Dall’Umbria alla Puglia, dalla Puglia al Nord Europa (e ritorno), ritrovando personaggi già conosciuti, con i loro tic e le loro passioni, ma attraverso una storia nuova. I romanzi di Caterina Emili hanno ormai acquisito una struttura circolare, da L’autista delle slot (Besa, 2012) a L’innocenza di Tommasina(Amazon, 2014) fino al più recente, Il ritrovamento dello zio bambino (anche questo acquistabile, in formato ebook, su Amazon, euro 1,99). Chi ha già letto i romanzi precedenti ritroverà perciò, al timone della narrazione, Vittore Guerrieri, trasferitosi a Ceglie Messapica dopo aver avviato un’impresa attiva nella commercializzazione di prodotti alimentari pugliesi; e con lui gli amici Mario e Maria, e il Professore con la sua erudizione elargita a piene mani tra gli avventori del solito bar.
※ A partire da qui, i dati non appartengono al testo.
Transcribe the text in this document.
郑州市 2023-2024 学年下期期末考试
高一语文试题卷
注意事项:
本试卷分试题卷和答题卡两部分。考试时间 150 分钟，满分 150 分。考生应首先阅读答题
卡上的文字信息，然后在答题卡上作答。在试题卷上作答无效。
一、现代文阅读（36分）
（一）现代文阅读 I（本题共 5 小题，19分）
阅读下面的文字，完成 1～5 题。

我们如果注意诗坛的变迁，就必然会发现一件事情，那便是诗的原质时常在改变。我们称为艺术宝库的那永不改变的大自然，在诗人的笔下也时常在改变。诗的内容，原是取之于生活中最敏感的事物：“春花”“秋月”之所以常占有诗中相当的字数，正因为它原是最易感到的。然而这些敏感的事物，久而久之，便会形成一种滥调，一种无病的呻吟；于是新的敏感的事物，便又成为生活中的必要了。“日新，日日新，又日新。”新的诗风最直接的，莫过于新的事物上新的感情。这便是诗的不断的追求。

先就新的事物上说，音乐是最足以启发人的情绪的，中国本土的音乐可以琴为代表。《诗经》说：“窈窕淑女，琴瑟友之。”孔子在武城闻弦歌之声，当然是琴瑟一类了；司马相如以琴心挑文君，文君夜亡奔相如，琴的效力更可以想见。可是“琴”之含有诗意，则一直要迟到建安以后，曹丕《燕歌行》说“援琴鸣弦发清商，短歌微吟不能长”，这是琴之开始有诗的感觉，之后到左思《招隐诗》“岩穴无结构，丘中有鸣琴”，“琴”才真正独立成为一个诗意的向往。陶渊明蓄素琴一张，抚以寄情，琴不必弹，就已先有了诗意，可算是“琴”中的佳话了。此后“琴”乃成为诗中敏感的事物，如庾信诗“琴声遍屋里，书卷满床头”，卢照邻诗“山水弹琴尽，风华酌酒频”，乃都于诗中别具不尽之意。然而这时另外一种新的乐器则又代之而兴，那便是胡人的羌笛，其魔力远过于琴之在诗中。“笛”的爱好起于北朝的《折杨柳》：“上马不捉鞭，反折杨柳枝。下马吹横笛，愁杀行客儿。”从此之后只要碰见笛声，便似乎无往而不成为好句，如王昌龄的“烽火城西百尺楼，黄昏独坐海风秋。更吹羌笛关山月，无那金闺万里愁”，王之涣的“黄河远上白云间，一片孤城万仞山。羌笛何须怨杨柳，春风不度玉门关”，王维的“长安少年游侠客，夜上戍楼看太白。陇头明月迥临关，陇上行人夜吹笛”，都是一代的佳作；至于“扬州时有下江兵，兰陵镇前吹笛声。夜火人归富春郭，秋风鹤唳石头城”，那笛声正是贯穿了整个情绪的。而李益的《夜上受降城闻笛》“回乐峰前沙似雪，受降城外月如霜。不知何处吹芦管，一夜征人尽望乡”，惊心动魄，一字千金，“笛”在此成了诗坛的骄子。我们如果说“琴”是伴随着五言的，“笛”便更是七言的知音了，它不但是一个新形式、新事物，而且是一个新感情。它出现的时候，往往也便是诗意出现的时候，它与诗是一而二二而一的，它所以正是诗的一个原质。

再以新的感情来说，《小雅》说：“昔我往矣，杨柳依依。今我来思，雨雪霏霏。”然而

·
Al loro fianco, personaggi nuovi nella cui storia personale si compongono, pagina dopo pagina, i fili della vicenda narrata: Carmela Maggiore, Guglielmo, il vecchio Catnazz, tutti in qualche modo legati al ritrovamento dello scheletro del piccolo Domenico, scomparso nel nulla più di cinquanta anni prima.
Ciò che resta del cadavere, ancora vestito a festa, viene ritrovato dallo stesso Vittore al piano terra della sua casa, appena acquistato da Carmela Maggiore. Gli indizi per un giallo in piena regola ci sono tutti: la collocazione del corpo in una cassetta militare britannica della seconda guerra mondiale, la complessa storia familiare di Carmela nata da una ragazza madre, la volontà del maresciallo Sante Tamurri nel fare luce su questa antica e intricata vicenda. Vittore, da parte sua, non si limita a far prelevare la cassetta con lo scheletro del bambino dai carabinieri. Intreccia con Carmela e Guglielmo, rispettivamente sorellastra e nipote del piccolo Domenico, una amicizia sincera. Nel campo di pannelli fotovoltaici gestito da Guglielmo conosce Catnazz, arcigno, malato e poco amato in paese. Quest’ultimo ha trascorso alcuni anni in Belgio, a Overijse, proprio dove Vittore compie un viaggio di lavoro in compagnia di Mario. E al suo ritorno, grazie alle ricerche di Tamurri e alla confidenze di Carmela, tutti i nodi verranno al pettine.
Anche in questo romanzo Emili impasta italiano e dialetto come i taralli bolliti di Carmela, costruisce il racconto con la «sottile mescolanza» che serve a fare la torta al testo, specialità umbra preparata da Vittore, e lo fa scivolare giù come il caffè lungo prediletto dal protagonista («proprio non la sopporto la crema nera che qui chiamano caffè, prima di arrivarti in gola ti fa penare, sosta nel palato, sporca i denti, si attacca alla lingua, esaurisce lì calore e profumo»): la gastronomia accompagna, come nei romanzi precedenti, tutti gli snodi della narrazione. Un altro aspetto che torna costantemente nel ciclo dei romanzi umbro-cegliesi è quello del gioco d’azzardo. Stavolta è al casinò Jolly di Overijse che Vittore e Mario si lasciano prendere la mano: il primo alla roulette, dove gioca anche il denaro affidatogli da Catnazz («Prima di puntare aspetto il cambio del croupier per osservarlo dall’inizio, per studiare il suo braccio perché gira e rigira, spinge la pallina nello stesso settore»); il secondo alle slot machine, con le quali ha rapporto quasi carnale («lo spazio tra lui e lei è pochissimo, è un corpo a corpo, quasi si sfiorano […] e, quando sullo schermo compare un buon punteggio, luci e marcette vanno al massimo, le stelle brillano, le trombe suonano. Praticamente la colonna sonora d’una scopata»). Finita la dose di gioco, però, si torna a Ceglie, a risolvere ancora una volta un mistero, quello di Domenico, in «una Puglia strana, trulli e olivi, figlia di messapi e di preti. Un mondo a sé che palpita un suo ritmo, che respira un suo fiato».